Hospital administrators, practice managers, and health services coordinators oversee budgets, staffing, regulatory compliance, and the operational flow that allows clinicians to focus on patients. These roles may not involve direct patient contact, but they shape the environment in which care happens.

How Work Settings Change the Job

The same job title can look very different depending on the setting. A nurse in a hospital works rotating shifts, manages multiple patients simultaneously, and deals with acute and unpredictable situations. A nurse in an outpatient clinic follows a more predictable schedule built around scheduled appointments, with duties centered on intake, vaccinations, and routine care.

Hospital-based physicians actually tend to order fewer diagnostic tests than their counterparts in private practice, given similar patient conditions. Research comparing hospital outpatient departments to private offices found that private practitioners were consistently more resource-intensive, ordering up to 21% more tests than expected for their case mix. The time a physician spends with each patient also varies by setting and specialty.
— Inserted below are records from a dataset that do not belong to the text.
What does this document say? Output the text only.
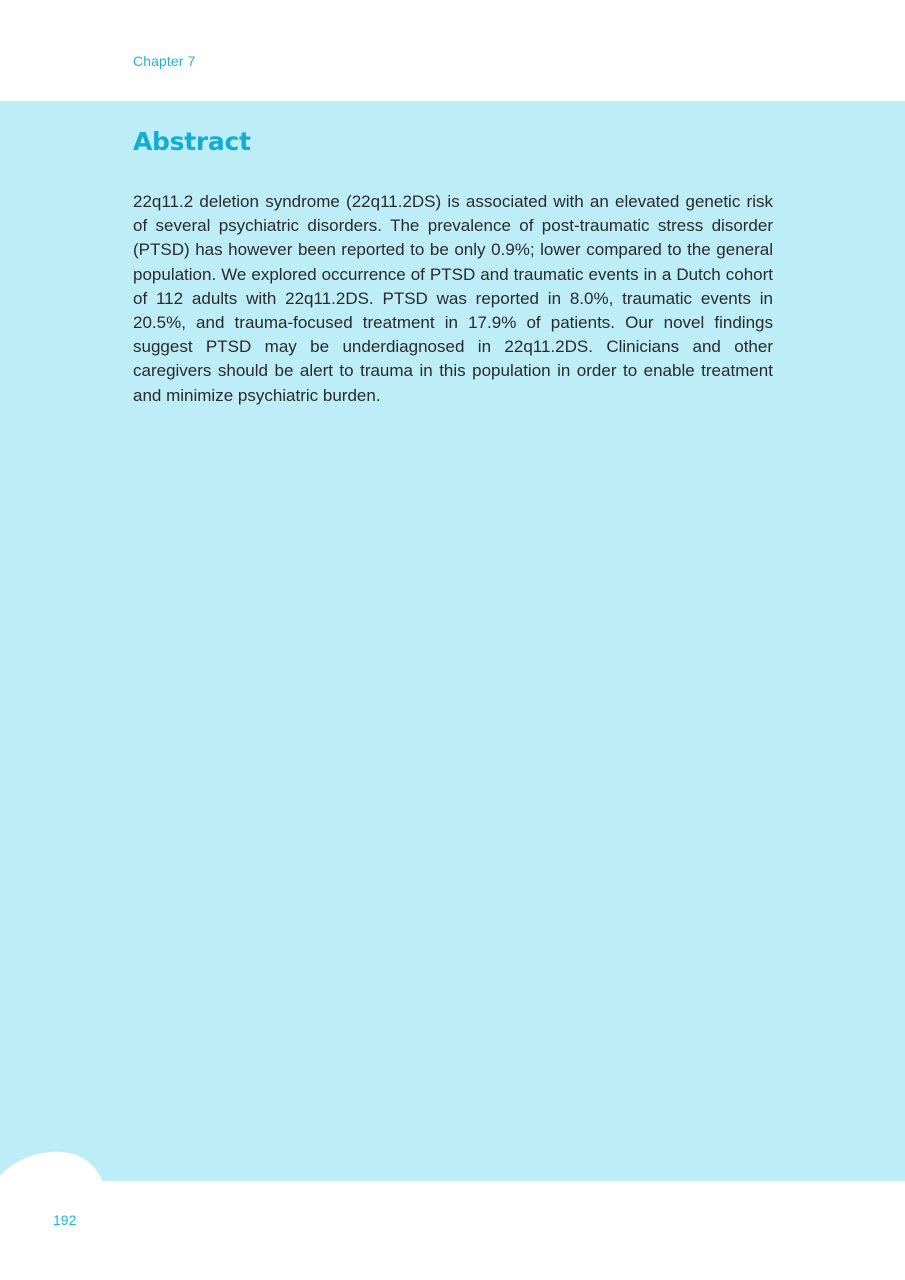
Chapter 7
Abstract

22q11.2 deletion syndrome (22q11.2DS) is associated with an elevated genetic risk of several psychiatric disorders. The prevalence of post-traumatic stress disorder (PTSD) has however been reported to be only 0.9%; lower compared to the general population. We explored occurrence of PTSD and traumatic events in a Dutch cohort of 112 adults with 22q11.2DS. PTSD was reported in 8.0%, traumatic events in 20.5%, and trauma-focused treatment in 17.9% of patients. Our novel findings suggest PTSD may be underdiagnosed in 22q11.2DS. Clinicians and other caregivers should be alert to trauma in this population in order to enable treatment and minimize psychiatric burden.

192
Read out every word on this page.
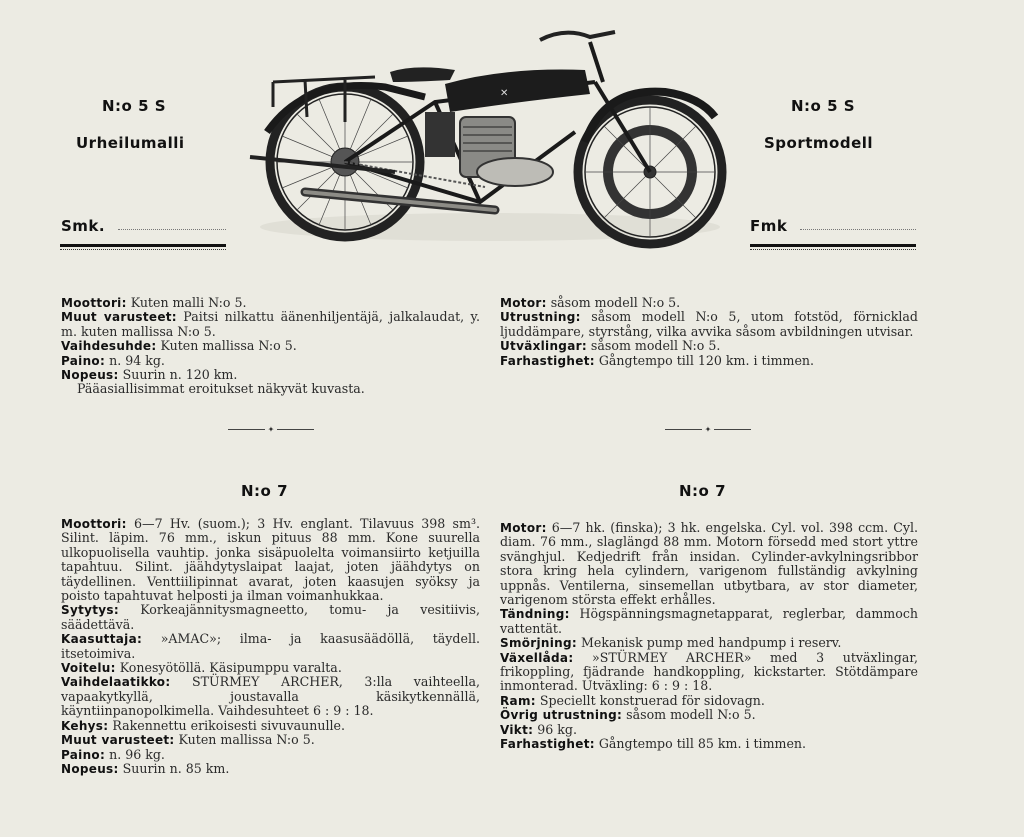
N:o 5 S
Urheilumalli
Smk.
N:o 5 S
Sportmodell
Fmk
✕

Moottori: Kuten malli N:o 5.

Muut varusteet: Paitsi nilkattu äänenhiljentäjä, jalkalaudat, y. m. kuten mallissa N:o 5.

Vaihdesuhde: Kuten mallissa N:o 5.

Paino: n. 94 kg.

Nopeus: Suurin n. 120 km.

Pääasiallisimmat eroitukset näkyvät kuvasta.

Motor: såsom modell N:o 5.

Utrustning: såsom modell N:o 5, utom fotstöd, förnicklad ljuddämpare, styrstång, vilka avvika såsom avbildningen utvisar.

Utväxlingar: såsom modell N:o 5.

Farhastighet: Gångtempo till 120 km. i timmen.

✦	✦
N:o 7	N:o 7

Moottori: 6—7 Hv. (suom.); 3 Hv. englant. Tilavuus 398 sm³. Silint. läpim. 76 mm., iskun pituus 88 mm. Kone suurella ulkopuolisella vauhtip. jonka sisäpuolelta voimansiirto ketjuilla tapahtuu. Silint. jäähdytyslaipat laajat, joten jäähdytys on täydellinen. Venttiilipinnat avarat, joten kaasujen syöksy ja poisto tapahtuvat helposti ja ilman voimanhukkaa.

Sytytys: Korkeajännitysmagneetto, tomu- ja vesitiivis, säädettävä.

Kaasuttaja: »AMAC»; ilma- ja kaasusäädöllä, täydell. itsetoimiva.

Voitelu: Konesyötöllä. Käsipumppu varalta.

Vaihdelaatikko: STÜRMEY ARCHER, 3:lla vaihteella, vapaakytkyllä, joustavalla käsikytkennällä, käyntiinpanopolkimella. Vaihdesuhteet 6 : 9 : 18.

Kehys: Rakennettu erikoisesti sivuvaunulle.

Muut varusteet: Kuten mallissa N:o 5.

Paino: n. 96 kg.

Nopeus: Suurin n. 85 km.

Motor: 6—7 hk. (finska); 3 hk. engelska. Cyl. vol. 398 ccm. Cyl. diam. 76 mm., slaglängd 88 mm. Motorn försedd med stort yttre svänghjul. Kedjedrift från insidan. Cylinder-avkylningsribbor stora kring hela cylindern, varigenom fullständig avkylning uppnås. Ventilerna, sinsemellan utbytbara, av stor diameter, varigenom största effekt erhålles.

Tändning: Högspänningsmagnetapparat, reglerbar, dammoch vattentät.

Smörjning: Mekanisk pump med handpump i reserv.

Växellåda: »STÜRMEY ARCHER» med 3 utväxlingar, frikoppling, fjädrande handkoppling, kickstarter. Stötdämpare inmonterad. Utväxling: 6 : 9 : 18.

Ram: Speciellt konstruerad för sidovagn.

Övrig utrustning: såsom modell N:o 5.

Vikt: 96 kg.

Farhastighet: Gångtempo till 85 km. i timmen.
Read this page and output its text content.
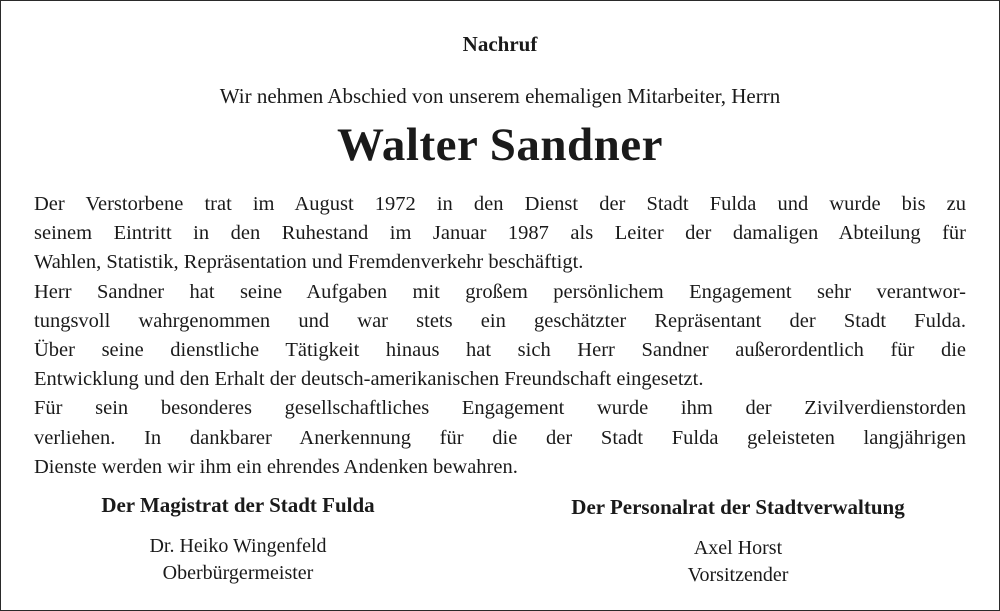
Nachruf
Wir nehmen Abschied von unserem ehemaligen Mitarbeiter, Herrn
Walter Sandner
Der Verstorbene trat im August 1972 in den Dienst der Stadt Fulda und wurde bis zu
seinem Eintritt in den Ruhestand im Januar 1987 als Leiter der damaligen Abteilung für
Wahlen, Statistik, Repräsentation und Fremdenverkehr beschäftigt.
Herr Sandner hat seine Aufgaben mit großem persönlichem Engagement sehr verantwor-
tungsvoll wahrgenommen und war stets ein geschätzter Repräsentant der Stadt Fulda.
Über seine dienstliche Tätigkeit hinaus hat sich Herr Sandner außerordentlich für die
Entwicklung und den Erhalt der deutsch-amerikanischen Freundschaft eingesetzt.
Für sein besonderes gesellschaftliches Engagement wurde ihm der Zivilverdienstorden
verliehen. In dankbarer Anerkennung für die der Stadt Fulda geleisteten langjährigen
Dienste werden wir ihm ein ehrendes Andenken bewahren.
Der Magistrat der Stadt Fulda
Dr. Heiko Wingenfeld
Oberbürgermeister
Der Personalrat der Stadtverwaltung
Axel Horst
Vorsitzender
Home health workers operate with a degree of independence that hospital staff rarely experience, delivering care in a patient’s living room with limited equipment and no colleagues down the hall. Long-term care facilities, rehabilitation centers, and mental health clinics each bring their own rhythms and demands.

Schedules and Shift Patterns

Healthcare is a round-the-clock industry, and most clinical workers don’t keep a standard 9-to-5 schedule. Nursing shifts typically run either 8 or 12 hours, with hospitals dividing the day into two 12-hour blocks (day and night) or three 8-hour blocks (morning, evening, and night). The average shift length for day nurses is about 8.8 hours; night shifts run slightly longer at around 9.3 hours.

About 75% of registered nurses work rotating schedules, cycling between day and night shifts on a set pattern. Most rotations move forward (morning to evening to night), which is easier on the body’s internal clock. Backward rotations and “quick returns,” where a nurse finishes an evening shift and starts a morning shift less than 11 hours later, are relatively uncommon, occurring in fewer than 5% of schedules studied. Nurses typically work about 4 days in a 7-day stretch, and working more than 5 consecutive days is rare.

Education and Certification Requirements

Training requirements vary enormously across healthcare roles. Licensed practical nurses can enter the field with a one-year certificate program. Registered nurses need either an associate’s or bachelor’s degree in nursing, plus a licensing exam. Physicians complete four years of medical school followed by three to seven years of residency training, depending on specialty.

Allied health professionals, including physical therapists, occupational therapists, speech-language pathologists, physician assistants, and medical technologists, all require formal certification that verifies their education, training, licensure, and clinical experience meet national standards. These certifications confirm that a practitioner’s skills are equivalent across state lines and, for internationally trained workers, equivalent to U.S. standards. Passing a licensing or certification exam is mandatory for all of these roles before independent practice is permitted.